I can remember perfectly the day I saw a picture of the newly built San Diego Mormon Temple in a newspaper clipping on the church bulletin board. The article was titled “Rockets to Heaven.” I was thirteen. I remembered then when I was a little girl, driving by an empty plot of ground in San Diego where my parents told me the temple would someday be built. It became for me a symbol of my private fairyland — the enchanted catle at the end of every story. I put a picture of it up in my bedroom. When my art tutor was teaching me woodcutting, I made prints of the San Diego Temple on the loveliest lacy white paper I could find. Happily ever after for me was attached to that place. When I thought about it, I didn’t know quite what to make of my strange obsession. After all, nobody I knew seemed attached to a particular place the way I felt drawn to San Diego. They moved around, following their jobs, or settled wherever they happened to be, and they seemed contented there.

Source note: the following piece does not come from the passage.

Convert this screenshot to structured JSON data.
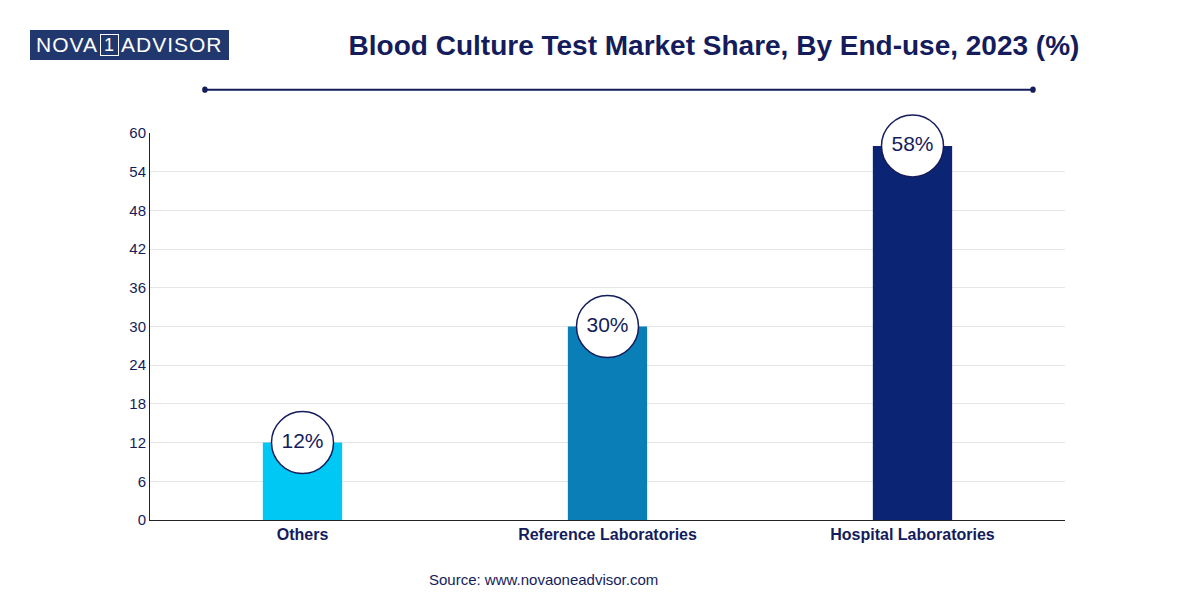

It wasn’t till I travelled to the Middle East that I understood. People there don’t possess land — they are possessed by it. Their homeland holds onto them for decades, generations, millenia. They’re willing to die defending a plot of ground they’ve never even seen. Home, to them, is more than just where they live. It’s a house whose key they’ve treasured as they’ve wandered in the wilderness for forty years. It’s the sunset over a certain wall, or glinting off a minaret. It’s a garden with trees so old they’ve seen it passed down for twenty generations. It’s a little hill where something happened two thousand years ago.
My latent sense of place re-awoke in me. When my prince charming came along a little later, he very intelligently took me away to the castle I’d dreamed of as a girl. We were married in the San Diego Temple and honeymooned on the beach down the road. To me, it was the most romantic and beautiful place in the world. That’s why I like this picture of me in my wedding gown on the beach. It’s like a confirmation — photographic proof that fairytales come true. Two years later, we finally moved here for good. When I die and find myself in Heaven, I expect to feel a similar sense of pleasant, unexpected familiarity, of inexplicable settledness; of finally being home. Till then, I’m living in San Diego.